İstanbul Milli Eğitim Müdürlüğü görevinde adeta bir
rekora imza atan Ömer Balıbey, Ankara'daki yeni görevine başlamadan önce yerini,
yeni atanan Ata Özer'e düzenlenen bir törenle devretti. İstanbul İl Milli Eğitim
Müdürlüğü'nden, Ankara Öğretmen Yetiştirme ve Eğitimi Genel Müdürlüğüne
vekaleten getirilen Ömer Balıbey düzenlenen ‘veda' ve ‘devir-teslim' töreninde
kısa bir konuşma yaparak müdürlük görevini Aydın Özyar'dan 5 Ağustos 1996'da
devraldığını hatırlattı. Balıbey, o zaman Özyar'a gösterilen vefanın ve onurlu
gidişin kendisine de nasip olmasını dilediğini anlatarak, “Allah bunu bana nasip
etti. Özyar da Öğretmen Yetiştirme ve Eğitimi Genel Müdürü oldu. Bugün yine o
makam boş, o makam yine bir İstanbul Milli Eğitim Müdürüne nasip oldu. Görevi
devraldığım için mutluyum'' şeklinde konuştu. ‘'Bu bir kan, nöbet değişimidir.

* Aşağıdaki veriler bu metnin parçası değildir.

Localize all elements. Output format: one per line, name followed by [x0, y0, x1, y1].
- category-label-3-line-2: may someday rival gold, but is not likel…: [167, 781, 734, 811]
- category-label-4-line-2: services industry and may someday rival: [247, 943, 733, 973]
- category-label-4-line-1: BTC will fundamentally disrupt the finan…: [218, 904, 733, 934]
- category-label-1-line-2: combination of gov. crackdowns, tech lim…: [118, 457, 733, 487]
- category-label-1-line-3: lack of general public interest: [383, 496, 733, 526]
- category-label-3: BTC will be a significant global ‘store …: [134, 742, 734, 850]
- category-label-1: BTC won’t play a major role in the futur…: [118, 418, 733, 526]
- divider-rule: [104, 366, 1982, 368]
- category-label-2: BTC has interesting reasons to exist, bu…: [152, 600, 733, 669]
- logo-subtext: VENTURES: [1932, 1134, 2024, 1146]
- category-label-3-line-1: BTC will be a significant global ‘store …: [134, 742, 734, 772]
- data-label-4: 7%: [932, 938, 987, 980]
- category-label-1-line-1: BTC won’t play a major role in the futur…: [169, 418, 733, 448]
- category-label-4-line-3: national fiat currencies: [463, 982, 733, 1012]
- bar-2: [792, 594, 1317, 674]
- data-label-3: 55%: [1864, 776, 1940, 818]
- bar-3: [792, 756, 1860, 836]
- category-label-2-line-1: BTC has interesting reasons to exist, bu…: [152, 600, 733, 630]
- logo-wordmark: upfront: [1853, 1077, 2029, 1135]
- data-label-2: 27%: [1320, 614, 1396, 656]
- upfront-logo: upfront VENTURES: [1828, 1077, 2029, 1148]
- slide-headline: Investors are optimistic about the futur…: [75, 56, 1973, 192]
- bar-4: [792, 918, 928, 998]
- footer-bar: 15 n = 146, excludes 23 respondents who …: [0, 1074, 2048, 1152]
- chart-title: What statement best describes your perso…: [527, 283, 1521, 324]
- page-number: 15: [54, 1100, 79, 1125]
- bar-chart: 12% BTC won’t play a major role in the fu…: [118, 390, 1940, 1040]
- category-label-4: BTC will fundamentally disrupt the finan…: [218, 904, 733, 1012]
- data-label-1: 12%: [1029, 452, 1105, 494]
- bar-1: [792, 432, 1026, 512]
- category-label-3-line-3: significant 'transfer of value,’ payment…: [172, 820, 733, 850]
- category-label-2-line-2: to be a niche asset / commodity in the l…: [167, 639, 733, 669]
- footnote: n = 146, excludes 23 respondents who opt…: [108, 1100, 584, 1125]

Bu nöbet değişimi de devletin devamlılığının en güzel örneğidir” diyen Balıbey,
‘'kardeşim'' diye hitap ettiği Ata Özer ile İstanbul'da özel dostluğu ve
ilişkileri olduğunu, zaman zaman birlikte top oynadıklarını, sırlarını
paylaştıklarını anlattı.
“İstanbul'u kucakla, başarı gelecek”
Özer'in, Şehremini Lisesini sıfırdan oluşturduğunu ve çok
başarılı olduğunu belirten Balıbey, “Okulun başarısı öne çıkarken, Ata'nın
başarısı da öne çıktı. İşte o başarı Ata Özer'i, İstanbul İl Milli Eğitim
Müdürlüğü gibi çok önemli bir göreve taşıdı” diye konuştu. Balıbey, İstanbul'u
kucaklayarak yaptığı başarılı çalışmalarla, Milli Eğitim Bakanlığı'nda her zaman
en üst görevler teklif edilen bir il müdürü haline geldiğini ifade ederek,
dürüst, düzgün, çalışkan, başarılı ve hiçbir şey talep etmeden çalışmanın devlet
büyükleri tarafından değerlendirildiğini söyledi.
Prensibim; şeffaflık ve dürüstlük
Yeni görevini devralan İl Milli Eğitim Müdürü Ata Özer, zor bir göreve geldiğini bildiğini, ancak kendisinin tecrübeli olduğu için ‘kolay' diye düşündüğünü belirterek, “Hata yapacağız. Tabiiki insanlar hata yapabilir. İşimin kolaylığı bana 10 yıl abilik, rehberlik yapmış, müdürlüğünü hiç hissettirmemiş her zaman doğru yaptığım yerlerde yanımda olmuş birinden devralmamdan şanslıyım. Ben de camiada yabancı değilim. 20 yıllık profesyonel futbolculuk hayatım, Türkiye Okul Sporları Federasyon Başkanlığı başta olmak üzere birçok kurumda aktif görev almaktayım. Bana bırakılan yerde görev yapmış olan abimin yaptıklarını gözümün önünden hiç ayırmazsam, tabiiki yanlışı ve hatayı az yapmış olacağız. Şeffaflık, dürüstlük ve çalışkanlık prensiplerim olacaktır. Daha önce bu görev bana tevdi edildiğinde pazara kadar konuşacağım, pazardan sonra konuşmayacağım, oturmayacağım ve koşacağım diye konuşmuştum. Beni buraya layık görenleri, yaptığımız çalışmalar ve başarılarla lanse edenlere de teşekkür ediyorum” dedi.